Periodic Reporting for period 1 - PlastiMap (Multi-dimensional mapping of the interplay between stability and plasticity in the adult visual pathway)
Reporting period: 2021-09-01 to 2023-08-31
We know that certain parts of our brains, like the visual system, can change in response to experiences. For example, when we lose vision or have changes in what we see, the areas of our brain that process visual information can also change. These changes are especially strong during childhood when our brains are still developing, but they can also happen in adulthood, although to a lesser extent. However, understanding exactly how and when these changes happen in the adult brain is still unknown. One reason for this is that most studies focus on small parts of the brain or individual neurons, which might not give us the whole picture. To really understand how our brains change and adapt, we need better ways to look at the whole brain and see how different brain areas interact over time. We also need methods that can give us detailed information about how neurons are working and how they change over time. By doing this, we can gain a clearer understanding of how our brains adapt and learn, both when we're young and as we grow older.
In PlastiMap, we used the latest technology in brain imaging and advanced computer models to study how the visual system adapts in response to environmental changes. In particular we investigated the following research questions: Can the brain change even after it's fully developed? Is visual experience driving brain plasticity? How long does it take for brain changes to happen? Do changes in one part of the brain affect other parts too?
We used a model in which rodents are born and raised in the dark until adulthood, well past the critical period of plasticity.
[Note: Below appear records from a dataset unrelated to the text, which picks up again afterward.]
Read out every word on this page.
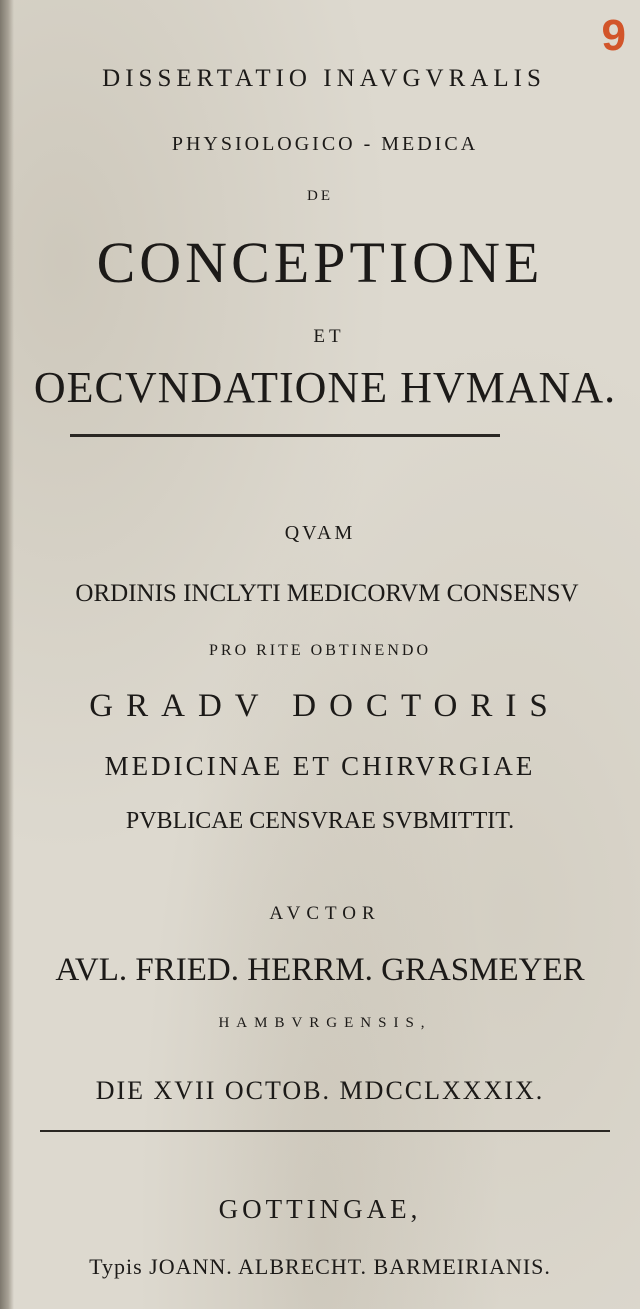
9
DISSERTATIO INAVGVRALIS
PHYSIOLOGICO - MEDICA
DE
CONCEPTIONE
ET
OECVNDATIONE HVMANA.
QVAM
ORDINIS INCLYTI MEDICORVM CONSENSV
PRO RITE OBTINENDO
GRADV DOCTORIS
MEDICINAE ET CHIRVRGIAE
PVBLICAE CENSVRAE SVBMITTIT.
AVCTOR
AVL. FRIED. HERRM. GRASMEYER
HAMBVRGENSIS,
DIE XVII OCTOB. MDCCLXXXIX.
GOTTINGAE,
Typis JOANN. ALBRECHT. BARMEIRIANIS.
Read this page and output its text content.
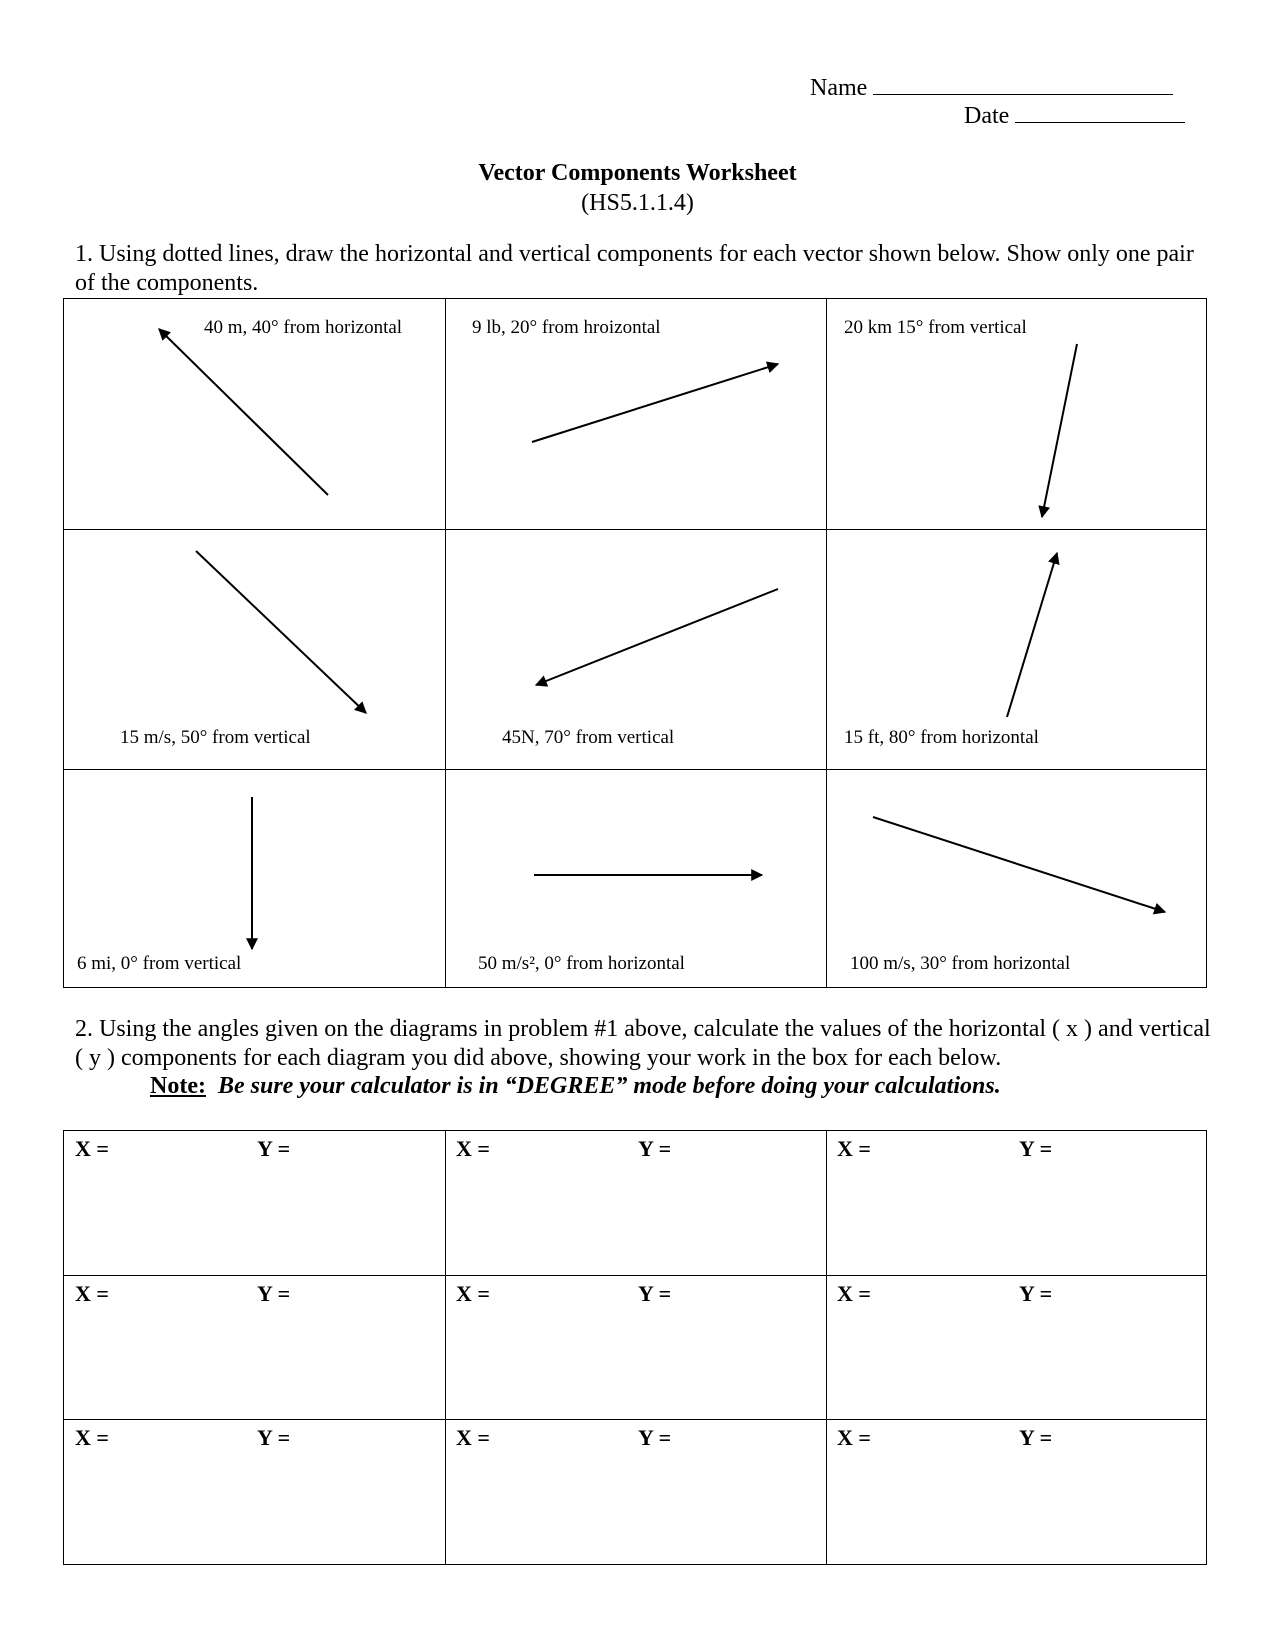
Name
Date
Vector Components Worksheet
(HS5.1.1.4)
1. Using dotted lines, draw the horizontal and vertical components for each vector shown below. Show only one pair of the components.
40 m, 40° from horizontal	9 lb, 20° from hroizontal	20 km 15° from vertical
15 m/s, 50° from vertical	45N, 70° from vertical	15 ft, 80° from horizontal
6 mi, 0° from vertical	50 m/s², 0° from horizontal	100 m/s, 30° from horizontal
2. Using the angles given on the diagrams in problem #1 above, calculate the values of the horizontal ( x ) and vertical ( y ) components for each diagram you did above, showing your work in the box for each below.
Note: Be sure your calculator is in “DEGREE” mode before doing your calculations.
X =	Y =	X =	Y =	X =	Y =
X =	Y =	X =	Y =	X =	Y =
X =	Y =	X =	Y =	X =	Y =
Consequently, the brains of these animals had not yet undergone the key processes required for visual specialisation. The animals were then exposed to light for the first time inside the MRI scanner. This allowed us to observe the brain’s response to its first encounter with visual stimuli, but also to study how it might adapt to this delayed exposure, yielding two pivotal insights. First, when the animals were exposed to light for the first time during the initial MRI scan, their brains displayed no organised response to visual information. Instead, their nerve cells across different areas reacted to a broad range of visual details, from fine to coarse. Moreover, the receptive field sizes of neurons – the specific area of the visual field that they respond to – was also larger in visually deprived rats compared to the control group. Together, these findings suggested that the visual pathway in the light-deprived rats lacked specialisation. Second, after exposure to light, the animals’ brains began to change. Even
within a week, visual responses became more organised, such that neighbouring neurons began to respond to nearby positions in the visual field, and the cells started to react more to specific visual characteristics. The receptive fields of the neurons also became smaller and more spatially selective. After a month, the animals’ brains looked much like those of healthy controls. In less than a month, the structure and function of the visual system in the visually deprived animals became similar to the controls. While plasticity has been observed in humans, interpreting it remains very difficult. What we are seeing here in rodents, which offer insights into brain mechanisms unattainable in human studies, is a phenomenon that has not been observed before: large-scale plasticity in the adult brain across the entire visual pathway, not just localised to a specific brain area as shown in previous studies.
Furthermore, the techniques from this study are extendable to other animal disease models, including, for example, Parkinson’s Disease. As there are known early, subtle visual problems in Parkinson’s, the method could be applied to track differences in visual system responses over time, possibly revealing new insights into disease progression and treatment options in animal models. In addition, within the preclinical setting, this technique could assist in pinpointing the optimal timing for visual restoration and rehabilitation procedures, enhancing the effectiveness of treatments like retinal stem cell transplantation.